Here's a helpful overview courtesy of the Obama campaign. But you don't have to take their word for it. Read the two reports above to see how failure (including higher deficits and greater debt) is baked into the promise because it's baked into the numbers.


Wednesday, October 03, 2012

Barack Obama's Now-Controversial 2007 Speech | Read It Here

Here, courtesy of Andrew Sullivan, is the text of Barack Obama's now-controversial 2007 speech at Hampton University. Mr. Sullivan posted the speech on June 7, 2007, shortly after it was delivered.

The speech was not particularly controversial at the time. There were reporters, cameras, recordings of the speech. I hear that Tucker Carlson — then employed by MSNBC — mentioned it at the time (though I have not seen/heard what he said). Mr. Sullivan found the speech engaging and important enough to transcribe, comment on, and post — 2007, right? Mr. Obama was not favored to survive the Iowa caucuses, let alone "lead the free world" as they say.

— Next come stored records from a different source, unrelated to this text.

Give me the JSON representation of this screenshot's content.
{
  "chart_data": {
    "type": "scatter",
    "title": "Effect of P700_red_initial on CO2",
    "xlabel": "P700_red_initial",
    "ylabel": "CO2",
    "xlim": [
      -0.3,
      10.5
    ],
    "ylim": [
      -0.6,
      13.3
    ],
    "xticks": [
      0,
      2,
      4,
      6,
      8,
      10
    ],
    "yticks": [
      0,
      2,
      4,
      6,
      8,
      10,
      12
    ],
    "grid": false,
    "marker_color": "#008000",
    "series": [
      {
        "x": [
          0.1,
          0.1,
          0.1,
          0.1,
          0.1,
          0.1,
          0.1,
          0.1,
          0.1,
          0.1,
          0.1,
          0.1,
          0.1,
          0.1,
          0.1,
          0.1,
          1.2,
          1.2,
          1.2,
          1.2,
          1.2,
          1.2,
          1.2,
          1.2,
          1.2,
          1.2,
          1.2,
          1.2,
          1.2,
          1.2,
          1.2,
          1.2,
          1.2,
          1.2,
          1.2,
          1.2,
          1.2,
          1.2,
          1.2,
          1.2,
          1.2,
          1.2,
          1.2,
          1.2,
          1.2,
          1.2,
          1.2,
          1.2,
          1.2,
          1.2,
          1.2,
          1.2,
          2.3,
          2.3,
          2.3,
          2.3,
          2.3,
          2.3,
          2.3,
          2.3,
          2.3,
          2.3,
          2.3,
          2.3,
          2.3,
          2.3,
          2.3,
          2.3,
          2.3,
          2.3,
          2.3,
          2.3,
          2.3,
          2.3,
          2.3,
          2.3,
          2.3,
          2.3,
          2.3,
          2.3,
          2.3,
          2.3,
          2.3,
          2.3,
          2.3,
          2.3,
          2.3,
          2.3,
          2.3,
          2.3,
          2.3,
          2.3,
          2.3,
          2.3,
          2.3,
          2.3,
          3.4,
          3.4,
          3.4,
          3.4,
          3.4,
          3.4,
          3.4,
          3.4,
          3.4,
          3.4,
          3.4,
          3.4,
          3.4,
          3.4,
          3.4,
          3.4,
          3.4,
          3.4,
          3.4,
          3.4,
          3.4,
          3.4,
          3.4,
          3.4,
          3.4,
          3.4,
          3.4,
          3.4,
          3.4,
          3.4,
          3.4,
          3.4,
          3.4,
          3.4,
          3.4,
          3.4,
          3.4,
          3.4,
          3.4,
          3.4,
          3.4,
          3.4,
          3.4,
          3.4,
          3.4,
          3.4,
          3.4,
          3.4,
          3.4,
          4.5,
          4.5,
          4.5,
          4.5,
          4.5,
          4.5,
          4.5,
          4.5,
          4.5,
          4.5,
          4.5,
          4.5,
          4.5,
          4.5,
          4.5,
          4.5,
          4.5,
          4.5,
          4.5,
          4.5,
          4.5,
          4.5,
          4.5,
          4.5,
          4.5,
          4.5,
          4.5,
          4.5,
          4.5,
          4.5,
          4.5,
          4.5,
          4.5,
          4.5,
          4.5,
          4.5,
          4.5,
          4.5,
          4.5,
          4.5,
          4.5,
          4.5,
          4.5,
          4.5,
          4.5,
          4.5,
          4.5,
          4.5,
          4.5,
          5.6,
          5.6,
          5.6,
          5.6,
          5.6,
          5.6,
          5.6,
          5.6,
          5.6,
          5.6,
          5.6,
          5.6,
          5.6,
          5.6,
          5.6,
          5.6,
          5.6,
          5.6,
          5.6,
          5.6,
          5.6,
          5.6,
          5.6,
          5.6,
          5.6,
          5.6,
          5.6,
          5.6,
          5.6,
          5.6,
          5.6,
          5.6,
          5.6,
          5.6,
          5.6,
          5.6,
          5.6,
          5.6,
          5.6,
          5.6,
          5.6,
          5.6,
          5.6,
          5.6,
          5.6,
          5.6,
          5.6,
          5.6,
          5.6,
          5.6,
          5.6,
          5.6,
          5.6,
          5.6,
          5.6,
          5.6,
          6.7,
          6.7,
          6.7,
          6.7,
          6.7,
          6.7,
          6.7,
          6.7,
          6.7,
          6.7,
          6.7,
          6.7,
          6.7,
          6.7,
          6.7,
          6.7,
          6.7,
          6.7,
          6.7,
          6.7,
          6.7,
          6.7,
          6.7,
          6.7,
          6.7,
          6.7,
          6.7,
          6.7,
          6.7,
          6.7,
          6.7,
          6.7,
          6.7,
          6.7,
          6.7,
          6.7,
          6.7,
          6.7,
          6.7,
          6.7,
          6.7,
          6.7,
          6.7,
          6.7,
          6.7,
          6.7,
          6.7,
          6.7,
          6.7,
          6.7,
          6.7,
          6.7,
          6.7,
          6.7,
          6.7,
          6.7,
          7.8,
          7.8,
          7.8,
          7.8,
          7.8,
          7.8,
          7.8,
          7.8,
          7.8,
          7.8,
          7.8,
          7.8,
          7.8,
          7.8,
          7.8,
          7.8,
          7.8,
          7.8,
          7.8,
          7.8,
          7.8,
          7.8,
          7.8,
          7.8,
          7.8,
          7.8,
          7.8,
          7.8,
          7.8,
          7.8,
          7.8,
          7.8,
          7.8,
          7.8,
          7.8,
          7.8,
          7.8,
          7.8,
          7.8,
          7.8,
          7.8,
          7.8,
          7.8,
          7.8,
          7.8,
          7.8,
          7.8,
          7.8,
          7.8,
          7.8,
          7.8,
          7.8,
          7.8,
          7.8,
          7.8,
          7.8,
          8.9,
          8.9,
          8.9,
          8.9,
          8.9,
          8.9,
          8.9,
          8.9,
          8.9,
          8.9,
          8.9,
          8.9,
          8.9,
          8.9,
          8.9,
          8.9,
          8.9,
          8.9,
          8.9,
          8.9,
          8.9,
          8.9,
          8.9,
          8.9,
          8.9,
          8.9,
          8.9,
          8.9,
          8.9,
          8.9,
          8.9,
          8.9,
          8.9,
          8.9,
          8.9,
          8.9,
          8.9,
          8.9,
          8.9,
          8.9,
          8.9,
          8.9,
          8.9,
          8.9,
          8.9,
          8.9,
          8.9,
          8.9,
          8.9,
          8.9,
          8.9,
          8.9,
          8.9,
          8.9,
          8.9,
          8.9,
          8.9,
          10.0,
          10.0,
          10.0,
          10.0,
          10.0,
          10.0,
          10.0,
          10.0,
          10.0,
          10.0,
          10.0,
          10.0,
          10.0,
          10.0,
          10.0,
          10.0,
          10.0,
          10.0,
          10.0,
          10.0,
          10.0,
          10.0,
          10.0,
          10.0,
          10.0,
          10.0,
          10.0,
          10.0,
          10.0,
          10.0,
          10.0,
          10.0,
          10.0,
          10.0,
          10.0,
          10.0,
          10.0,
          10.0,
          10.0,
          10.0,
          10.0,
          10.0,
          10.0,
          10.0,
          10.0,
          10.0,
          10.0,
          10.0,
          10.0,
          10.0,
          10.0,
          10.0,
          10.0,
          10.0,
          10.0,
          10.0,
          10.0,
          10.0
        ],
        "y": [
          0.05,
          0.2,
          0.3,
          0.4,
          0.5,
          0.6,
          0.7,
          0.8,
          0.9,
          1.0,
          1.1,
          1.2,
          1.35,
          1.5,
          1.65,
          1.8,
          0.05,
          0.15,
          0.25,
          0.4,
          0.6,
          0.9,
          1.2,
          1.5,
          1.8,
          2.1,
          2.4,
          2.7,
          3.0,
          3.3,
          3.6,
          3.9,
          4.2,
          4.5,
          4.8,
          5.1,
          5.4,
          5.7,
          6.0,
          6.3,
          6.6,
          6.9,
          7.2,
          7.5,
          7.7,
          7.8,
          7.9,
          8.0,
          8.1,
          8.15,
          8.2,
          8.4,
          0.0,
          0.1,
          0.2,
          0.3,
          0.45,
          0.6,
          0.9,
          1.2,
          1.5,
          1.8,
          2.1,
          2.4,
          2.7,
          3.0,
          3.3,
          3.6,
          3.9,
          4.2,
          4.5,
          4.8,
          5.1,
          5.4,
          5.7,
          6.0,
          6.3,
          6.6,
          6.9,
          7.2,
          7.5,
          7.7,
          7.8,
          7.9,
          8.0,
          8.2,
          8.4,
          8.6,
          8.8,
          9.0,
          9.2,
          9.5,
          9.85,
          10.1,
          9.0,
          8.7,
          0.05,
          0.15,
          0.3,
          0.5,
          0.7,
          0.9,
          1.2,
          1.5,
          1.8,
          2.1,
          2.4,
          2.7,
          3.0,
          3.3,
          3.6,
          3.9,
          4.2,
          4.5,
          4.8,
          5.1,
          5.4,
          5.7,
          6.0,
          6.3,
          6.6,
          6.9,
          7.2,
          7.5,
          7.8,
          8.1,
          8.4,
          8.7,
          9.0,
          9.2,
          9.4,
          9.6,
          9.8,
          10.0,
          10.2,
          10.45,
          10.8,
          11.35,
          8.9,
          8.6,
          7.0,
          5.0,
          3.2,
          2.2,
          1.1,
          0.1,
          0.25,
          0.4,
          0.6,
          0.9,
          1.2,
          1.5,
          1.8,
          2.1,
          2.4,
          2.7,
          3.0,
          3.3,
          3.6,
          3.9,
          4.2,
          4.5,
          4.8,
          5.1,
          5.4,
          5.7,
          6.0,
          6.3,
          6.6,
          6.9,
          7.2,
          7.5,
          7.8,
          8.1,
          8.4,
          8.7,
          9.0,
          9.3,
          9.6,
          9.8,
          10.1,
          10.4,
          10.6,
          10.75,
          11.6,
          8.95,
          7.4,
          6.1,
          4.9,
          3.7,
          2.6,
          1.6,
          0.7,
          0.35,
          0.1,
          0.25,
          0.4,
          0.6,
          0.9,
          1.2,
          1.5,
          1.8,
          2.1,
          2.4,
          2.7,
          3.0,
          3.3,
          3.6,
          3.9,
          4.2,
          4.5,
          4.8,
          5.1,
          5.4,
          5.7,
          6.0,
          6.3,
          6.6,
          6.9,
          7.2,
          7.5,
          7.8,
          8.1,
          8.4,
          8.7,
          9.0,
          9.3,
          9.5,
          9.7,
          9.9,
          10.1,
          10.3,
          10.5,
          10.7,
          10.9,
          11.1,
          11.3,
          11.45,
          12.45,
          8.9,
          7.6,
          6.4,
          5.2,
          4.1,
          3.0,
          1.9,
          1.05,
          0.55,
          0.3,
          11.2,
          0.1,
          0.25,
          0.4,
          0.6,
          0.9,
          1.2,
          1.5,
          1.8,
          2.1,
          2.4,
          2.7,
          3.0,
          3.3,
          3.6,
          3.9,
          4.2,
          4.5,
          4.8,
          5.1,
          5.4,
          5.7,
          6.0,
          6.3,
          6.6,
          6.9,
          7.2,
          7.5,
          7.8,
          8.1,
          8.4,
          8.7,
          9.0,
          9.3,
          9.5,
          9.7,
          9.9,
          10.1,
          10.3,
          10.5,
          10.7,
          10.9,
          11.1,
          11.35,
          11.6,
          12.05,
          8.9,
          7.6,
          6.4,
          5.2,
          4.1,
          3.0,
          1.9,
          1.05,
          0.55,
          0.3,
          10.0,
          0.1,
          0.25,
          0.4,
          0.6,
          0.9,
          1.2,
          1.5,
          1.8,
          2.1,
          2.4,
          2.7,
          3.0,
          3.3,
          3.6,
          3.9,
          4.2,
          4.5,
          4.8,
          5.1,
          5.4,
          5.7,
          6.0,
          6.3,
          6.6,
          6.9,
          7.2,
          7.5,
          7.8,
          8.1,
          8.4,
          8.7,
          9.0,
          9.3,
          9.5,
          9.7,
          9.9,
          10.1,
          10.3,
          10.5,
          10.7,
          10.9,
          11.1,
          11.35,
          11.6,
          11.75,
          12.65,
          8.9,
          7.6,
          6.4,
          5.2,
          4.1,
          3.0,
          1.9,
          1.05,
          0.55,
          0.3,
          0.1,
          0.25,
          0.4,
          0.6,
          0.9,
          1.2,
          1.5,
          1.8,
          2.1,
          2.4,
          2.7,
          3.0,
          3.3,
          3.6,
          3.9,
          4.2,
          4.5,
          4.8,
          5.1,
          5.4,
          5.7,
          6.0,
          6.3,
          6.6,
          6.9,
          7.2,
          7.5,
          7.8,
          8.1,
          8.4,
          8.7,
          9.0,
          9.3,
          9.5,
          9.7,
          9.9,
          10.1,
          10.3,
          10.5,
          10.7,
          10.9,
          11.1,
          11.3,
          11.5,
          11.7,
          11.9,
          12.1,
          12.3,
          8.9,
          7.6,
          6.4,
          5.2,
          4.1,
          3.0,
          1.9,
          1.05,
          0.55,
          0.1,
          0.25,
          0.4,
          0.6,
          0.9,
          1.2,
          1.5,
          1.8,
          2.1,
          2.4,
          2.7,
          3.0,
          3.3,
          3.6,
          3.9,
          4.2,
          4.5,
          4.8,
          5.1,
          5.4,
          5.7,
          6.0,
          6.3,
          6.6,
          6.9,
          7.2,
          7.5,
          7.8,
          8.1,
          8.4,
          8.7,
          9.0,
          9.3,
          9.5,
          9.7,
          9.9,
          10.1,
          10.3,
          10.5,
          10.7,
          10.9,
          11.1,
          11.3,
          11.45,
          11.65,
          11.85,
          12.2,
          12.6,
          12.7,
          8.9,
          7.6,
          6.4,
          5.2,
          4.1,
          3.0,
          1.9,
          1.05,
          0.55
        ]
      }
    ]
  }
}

Jeremiah Wright was not yet on anyone's radar outside Chicago, and Andrew Sullivan jumped from Mr. Obama's opening greeting, past all the name checking and other formalities to the beginning of the actual speech. So, if Jeremiah Wright is the whole point for you, save time and move on. If, however, you'd like to read everything else then-candidate Obama said in that speech, read on...
It is an honor to be here at Hampton University. It is a privilege to stand with so many ministers from across this country and we thank God and all His blessings for this wonderful day. 
A few weeks ago, I attended a service at First A.M.E. Church in Los Angeles to commemorate the 15th anniversary of the LA Riots. After a jury acquitted 4 police officers of beating Rodney King-a beating that was filmed and flashed around the world- Los Angeles erupted. I remember the sense of despair and powerlessness in watching one of America’s greatest cities engulfed in flames. 
But in the middle of that desperate time, there was a miracle: a baby born with a bullet in its arm. We need to hear about these miracles in these desperate times because they are the blessings that can unite us when some in the world try to drive a wedge between our common humanity and deep, abiding faith. And this story, too, starts with a baby.
We learned about this child from a doctor named Andy Moosa. He was working the afternoon shift on April 30 at St. Francis Medical Center in Lynwood as the second day of violence was exploding in the streets.